A world citizen may provide value to society by using knowledge acquired across cultural contexts.
I figured that the first Thanksgiving without the family would be a rough one. But Thursday came and went with no fanfare since I’m living in a country that doesn’t celebrate the holiday. It was simply another day and I wasn’t missing anything. Perhaps it was because I had Thanksgiving plans – a potluck picnic under the Harbor Bridge with an expat meetup group. As Friday passed in a blur of inefficient errands and the realization that the grocery stores have almost no traditional T-day foods* my mood started to drop.
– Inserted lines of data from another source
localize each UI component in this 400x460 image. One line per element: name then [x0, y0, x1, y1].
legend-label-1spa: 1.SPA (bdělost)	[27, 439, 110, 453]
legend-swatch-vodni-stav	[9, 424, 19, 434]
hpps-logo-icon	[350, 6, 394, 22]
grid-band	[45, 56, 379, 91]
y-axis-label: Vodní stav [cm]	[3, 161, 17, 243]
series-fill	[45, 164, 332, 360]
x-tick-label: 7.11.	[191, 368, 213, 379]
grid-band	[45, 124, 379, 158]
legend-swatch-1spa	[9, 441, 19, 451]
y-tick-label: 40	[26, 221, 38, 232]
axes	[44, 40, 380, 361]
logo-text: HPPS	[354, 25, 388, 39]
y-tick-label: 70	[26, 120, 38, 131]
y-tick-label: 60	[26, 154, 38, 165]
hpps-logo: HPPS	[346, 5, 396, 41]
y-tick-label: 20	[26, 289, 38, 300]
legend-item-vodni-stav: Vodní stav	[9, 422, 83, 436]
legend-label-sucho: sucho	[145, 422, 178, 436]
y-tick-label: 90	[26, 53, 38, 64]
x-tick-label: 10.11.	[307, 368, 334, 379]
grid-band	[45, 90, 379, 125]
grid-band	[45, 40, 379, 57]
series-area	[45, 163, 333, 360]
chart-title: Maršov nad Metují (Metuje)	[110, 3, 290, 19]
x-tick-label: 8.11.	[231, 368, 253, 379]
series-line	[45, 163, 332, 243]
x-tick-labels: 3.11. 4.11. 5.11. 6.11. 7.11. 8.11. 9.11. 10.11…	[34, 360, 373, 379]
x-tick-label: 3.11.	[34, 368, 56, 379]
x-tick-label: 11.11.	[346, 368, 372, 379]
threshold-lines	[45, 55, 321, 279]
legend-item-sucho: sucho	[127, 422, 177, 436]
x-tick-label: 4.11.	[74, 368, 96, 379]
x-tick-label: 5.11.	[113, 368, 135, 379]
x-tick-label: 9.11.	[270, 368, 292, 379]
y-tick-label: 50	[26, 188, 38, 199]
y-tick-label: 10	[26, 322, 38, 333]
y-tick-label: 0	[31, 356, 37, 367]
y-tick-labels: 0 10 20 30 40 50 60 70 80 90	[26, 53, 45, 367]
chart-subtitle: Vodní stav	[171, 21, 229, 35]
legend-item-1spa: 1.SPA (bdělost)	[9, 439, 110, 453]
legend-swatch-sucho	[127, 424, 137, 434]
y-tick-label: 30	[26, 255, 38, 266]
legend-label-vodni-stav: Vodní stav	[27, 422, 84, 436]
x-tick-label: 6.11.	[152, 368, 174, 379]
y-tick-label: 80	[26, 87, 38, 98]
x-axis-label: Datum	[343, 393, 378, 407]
My energy to get a dish and walk over was waning. The more I travel and get to know myself, the more cognizant I am of the things that will cheer me up and the situations that will end up for the best if I can just force myself into them. And so it was with heavy feet and one of my favorite albums playing that I started the 2km uphill trudge to the bridge.
Upon arrival I dropped my plates and plastic cutlery and dished up an array of turkey, green bean casserole, stuffing, bread and pumpkin pie. I jumped into conversation with a small group and … just stood there awkwardly. I suck at cocktail party conversation back in the States. After doing well with the hostel crowd I had expected that having being American in common would be an automatic conversation starter. But, as it turns out, talking to a range of Americans is no easier for me when I’m on unfamiliar ground. What do I say? What do I ask? How do I figure out what they want to talk about?
Fortunately Chad and Samantha – a middle-aged couple from New Orleans and Hong Kong – took the lead and started. And having lived here for several years, they were full of information of what to do and see in Sydney. And so armed with a list of restaurants and shops to visit I loaded another plate of food (stuffing with dried cherries! pecan pie from scratch!), headed towards a new group and … just stood outside the ranks until Samantha waved me in and introduced me around. I really suck at breaking into cocktail party conversations.
The weather reminded me of home – cold drizzle to rain, blowing hard enough to be soaking us even under a bridge. Last year was apparently a warm day of turkey and stuffing on the beach. Oddly I think I found our conditions more comforting.
I met more people, and with each subsequent conversation I had something to contribute to, I eased up a little. And then I met a particle physicist with a PhD. Nerd cred. Who was going after a PhD in Geology. Who loves hiking and nature. Outdoors cred. Who wants to do awesome things but has hesitation about safety as a reasonable person and about meeting people as a borderline introvert. Nervous overthinking cred. And then I threw my nerd flag to find out that some of her best friends were in my high school class. And so connected through people 16 time-zones away we both breathed easier.
Enter a few stragglers with beers to the fray. Three guys, somewhere in the 25 to 35 range. Travelers of the world, all. Armed with stories of hiking the Himalayas, wading through floods in Cambodia, working in Ireland and visiting places in Africa where they’ve never had white visitors. I instantly saw in the most vocal the person I hoped to be. The confident, comfortable, sage storyteller. The man who seems to truly enjoy life and adventures, who has worked as any number of awesome things, who knows a little something about everything. I could be this guy. Someday, if my adventures give me more confidence and experience. Or possibly now if I just cowboy up on the confidence and fudge a little on the experience.
And as we hung out and drank another round, we continued to discuss the world and the news. Hiking came up and I couldn’t get in my story about the Icelandic volcano. Time travel, wormholes, and string theory came up and the physicist kept getting cut off before she could finish correcting the previous inaccurate point. And a common theme came out of the awesome stories – that they sounded awesome and commanded attention. And I saw in the most vocal the person I hoped not to be but at times find myself wearing.
We never see other people as they truly are. We see them as a mirror of ourselves. And there I saw into a mirror a vision of me I could be, one that I wanted a line item veto for. And that is my task. I can let this trip help to shape me or I can guide how this trip shapes me. The more people I meet, the more refined an image I can develop of who I want to be. If only I take the time to consciously see that.
* Whole turkeys, sweet potatoes, and French fried onions are hard to find. Rolls, stuffing mix and pumpkin pie filling were absent as well. And cranberry sauce just does not exist here.